About Oriental COCOSDA

Promoting speech research and coordination of spoken language corpora for Oriental languages since 1997

What is Oriental COCOSDA?

Oriental COCOSDA (O-COCOSDA) originally is the Oriental branch of COCOSDA, which stands for the International Committee for the Coordination and Standardisation of Speech Databases and Assessment Techniques.

Oriental Cocosda was set up at the beginning of the 1990’s to enable people concerned with spoken language processing to exchange ideas, share information and discuss regional matters on every issues related to the creation, the utilization and the dissemination of spoken language corpora of oriental languages, and also to launch the design of assessment methods of speech recognition/synthesis systems as well as to promote speech research on oriental languages.

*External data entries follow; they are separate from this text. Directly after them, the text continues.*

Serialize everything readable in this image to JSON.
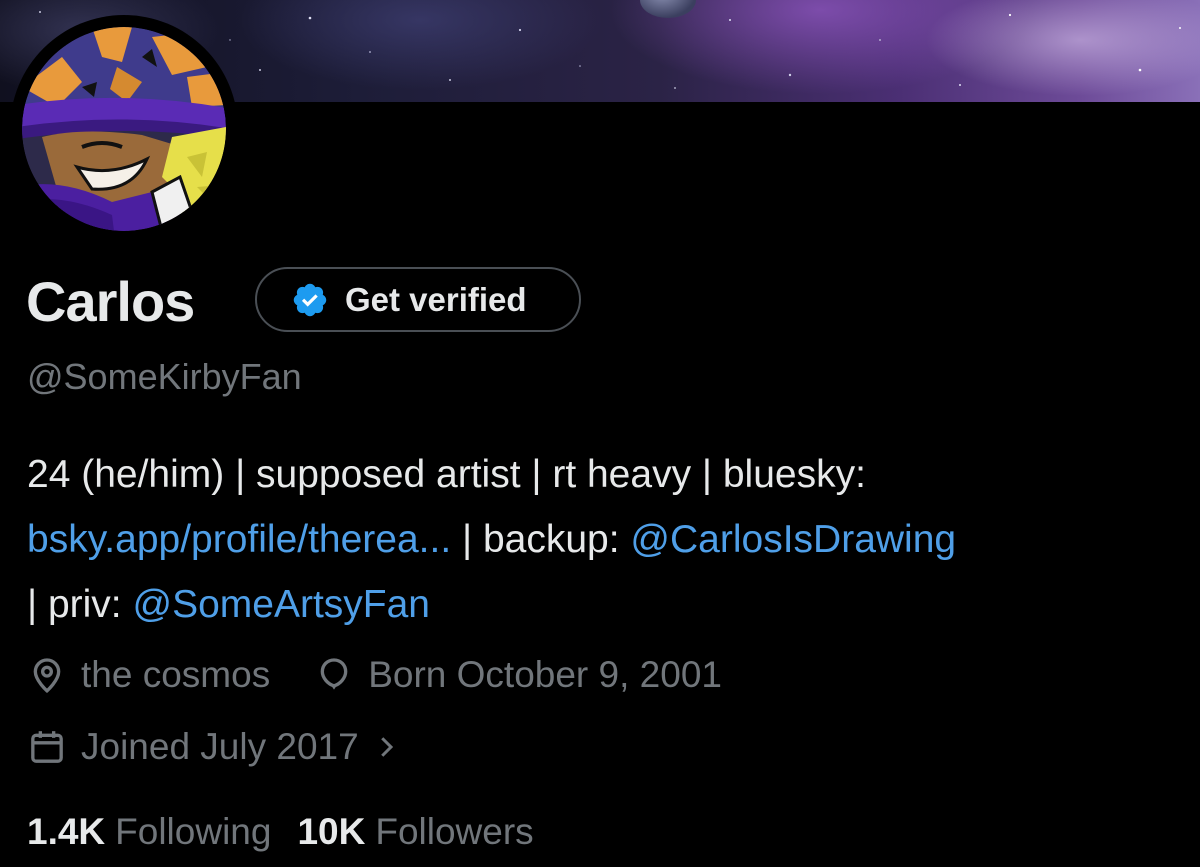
{
  "profile": {
    "display_name": "Carlos",
    "get_verified_label": "Get verified",
    "handle": "@SomeKirbyFan"
  },
  "bio": {
    "line1": "24 (he/him) | supposed artist | rt heavy | bluesky:",
    "link_bsky": "bsky.app/profile/therea...",
    "sep_backup": " | backup: ",
    "link_backup": "@CarlosIsDrawing",
    "sep_priv": "| priv: ",
    "link_priv": "@SomeArtsyFan"
  },
  "meta": {
    "location": "the cosmos",
    "birthday": "Born October 9, 2001",
    "joined": "Joined July 2017"
  },
  "stats": {
    "following_count": "1.4K",
    "following_label": "Following",
    "followers_count": "10K",
    "followers_label": "Followers"
  },
  "icons": {
    "verified_badge": "verified-badge-icon",
    "location": "location-pin-icon",
    "birthday": "balloon-icon",
    "joined": "calendar-icon",
    "chevron": "chevron-right-icon"
  },
  "colors": {
    "background": "#000000",
    "primary_text": "#e7e9ea",
    "secondary_text": "#71767b",
    "link": "#4f9fe8",
    "verified_blue": "#1d9bf0"
  }
}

Established independently in 1997, its primary goal is to foster idea exchange, share insights, and discuss regional matters related to the creation, use, and distribution of spoken language corpora for Oriental languages.

Now O-COCOSDA is an independent organization to promote speech research in Asia, with minimal ties to COCOSDA or other regional groups. Additionally, O-COCOSDA focuses on assessing speech technology like speech recognition and synthesis systems for oriental languages.

🌏 Conference History

The annual Oriental COCOSDA International Conference is the flagship event of O-COCOSDA.

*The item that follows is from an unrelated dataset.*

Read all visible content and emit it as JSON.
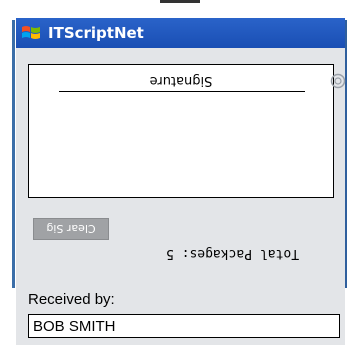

The first preparatory meeting took place in Hong Kong in 1997, and since then, 27 workshops have been hosted in various countries, including:

🇯🇵 Japan
🇹🇼 Taiwan
🇨🇳 China
🇰🇷 Korea
🇹🇭 Thailand
🇸🇬 Singapore
🇮🇳 India

🇮🇩 Indonesia
🇲🇾 Malaysia
🇻🇳 Vietnam
🇳🇵 Nepal
🇲🇴 Macau
🇲🇲 Myanmar
🇵🇭 Philippines

🎯 Background & Purpose

It has been well understood that it is necessary to collect and maintain large amounts of speech data of various kinds, allowing unrestricted access so that they can be utilized for research and development as well as for recognizer performance assessment.

Why Speech Corpora Matter

🔬 Research Repeatability: Utilization of common speech corpora increases repeatability and objectivity of speech research

🌍 Cultural Preservation: From the linguistic or cultural viewpoint, it is necessary and important to preserve speech data of various languages, especially those that are becoming extinct

⏰ Urgency: Many local languages or dialects are disappearing by the day

Hence there is a pressing need to preserve natural record of such languages. This is another important purpose of speech databases.

Speech Corpora Necessity

Figure: The necessity and purpose of speech corpora

🎯 Our Missions

O-COCOSDA supports the development of spoken language resources and speech technology evaluation.

Resource Development

Promoting the development of distinctive types of spoken language data corpora for the purpose of building and/or evaluating current or future spoken language technology.

Research Coordination

Offering coordination of projects and research efforts to improve their efficiency.

📋 Strategy

Technical interests are organized on both country and topical basis.

Country Representation

Each country is represented on the central committee by country rapporteurs.

Topic Domains

Each agreed topic domain is represented by a topic domain rapporteur.

Synergy

Interaction between regional and topical rapporteurs provides the basis for promotion and coordination activities informed by both local and global expertise.

🔬 Topic Domains

O-COCOSDA supports the development of new topic domains based on technological needs.

Current Topic Areas

Our focus areas include:

🎤 Speech recognition
🗣️ Speech synthesis
🏷️ Speech classification
📚 Speech corpora
🔧 Corpus annotation tools
🌏 Local languages

Criteria for New Domains

A new topic domain is warranted by a new speech technology application ONLY if that application places new demands on:

📊 Data corpora form and structure

🧪 Technology evaluation approaches

Open Documentation

We’re open to topic domains that relate to the formal documentation of spoken language without reference to any specific technological application.

Avoiding Redundancy

If redundancy is seen between a new topic domain proposal and an existing one, a combined topic domain will be considered.